Le rallye boursier populaire de l’été est-il durable?

Si nous ne pouvons que nous réjouir du rallye boursier des deux derniers mois, nous ne sommes pas enclins à recommander de « poursuivre » le rallye en cours.

Les investisseurs ont retrouvé le sourire après que les actions ont rebondi de plus de 10% dans certains indices alors que la rentrée scolaire se profilait. On est loin de l’environnement qui prévalait à la mi-juin alors que les marchés boursiers et obligataires semblaient incapables d’endiguer la baisse. En effet, les attentes d’une récession mondiale “claire” à l’époque avaient été largement imposées à la communauté financière, de sorte que le premier semestre 2022 serait la pire année de l’histoire récente pour les actifs financiers liquides.

Soudain, comme par magie, les investisseurs ont repris espoir. Comment expliquer un tel renversement ? D’abord bien sûr, bien sûr, en raison de l’évolution des taux d’intérêt, notamment des taux d’intérêt réels, qui ont commencé à baisser de manière relativement significative à l’été. L’impact est sans doute une réalité incontournable que les banquiers centraux ont “viré” à 180 degrés, plaçant apparemment la lutte contre la surinflation, a fortiori contre l’inflation non maîtrisée, au cœur de leurs actions. De plus, les confirmations au cours des 6 dernières semaines que les résultats des entreprises pour le deuxième trimestre de 2022 n’étaient pas aussi mauvais que certains essayaient de le croire ont certainement ajouté de l’élan au rallye boursier.

Ces mouvements spectaculaires des derniers mois ont dû mettre les investisseurs dans une position inconfortable. Suivre le courant ou adopter une position plus défensive ? Cette question est particulièrement utile pour ceux qui peuvent résister aux alarmes de panique à la fin du printemps, tout en gardant leur terrain.
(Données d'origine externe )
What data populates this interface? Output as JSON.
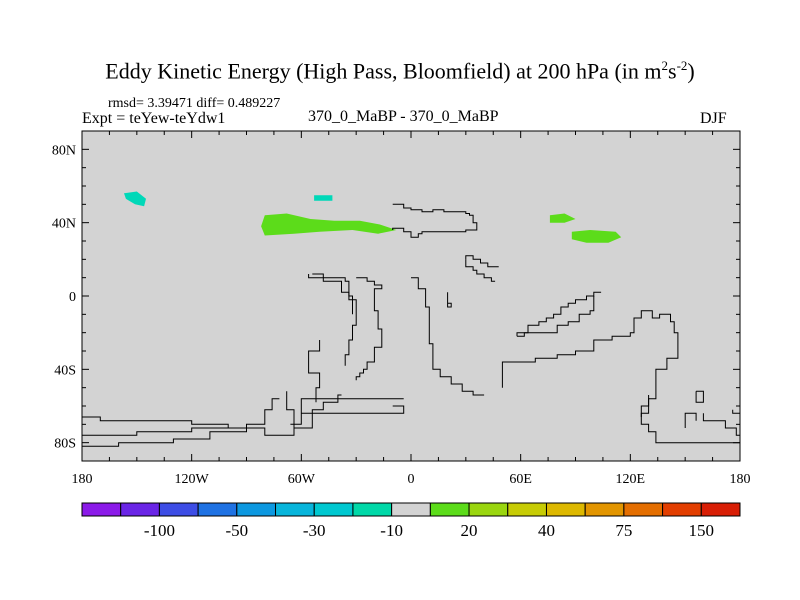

Il faut bien avouer que la décision de l’époque n’était pas chose aisée, et face à des discours qui souhaitaient trop longtemps que les “preuves” soient démenties, nous l’avons eu semaine après semaine au centre de la tourmente !

Une conjonction de facteurs (économiques, politiques, sanitaires, géostratégiques) rend ce cycle particulièrement difficile à appréhender.

Comme nous l’avons dit à plusieurs reprises, ce cycle est particulier. Je ne considérerais jamais “cette fois est différente” ; cependant, une conjonction de facteurs (économiques, politiques, sanitaires, géostratégiques) rend ce cycle particulièrement difficile à appréhender. Lorsque nous devons nous positionner, le manque de visibilité est la seule preuve que nous pouvons légitimement et honnêtement défendre. À cet égard, les États-Unis offrent un parfait exemple de cet état de fait. Le PIB a baissé pendant deux trimestres consécutifs et l’économie de l’Oncle Sam est en “récession technique” ; cependant, bien que cette dernière ait à nouveau créé plus de 500 000 emplois le mois dernier et que le taux de chômage approche les 3,5 %, il est difficile de dire que l’économie américaine est en récession. ! De plus, une analyse des composantes du PIB américain au premier semestre 2022 n’y change rien : nous sommes face à une situation où affirmer trop rapidement une certitude est souvent faux, et un manque de visibilité sur le cycle d’acceptation est inévitable.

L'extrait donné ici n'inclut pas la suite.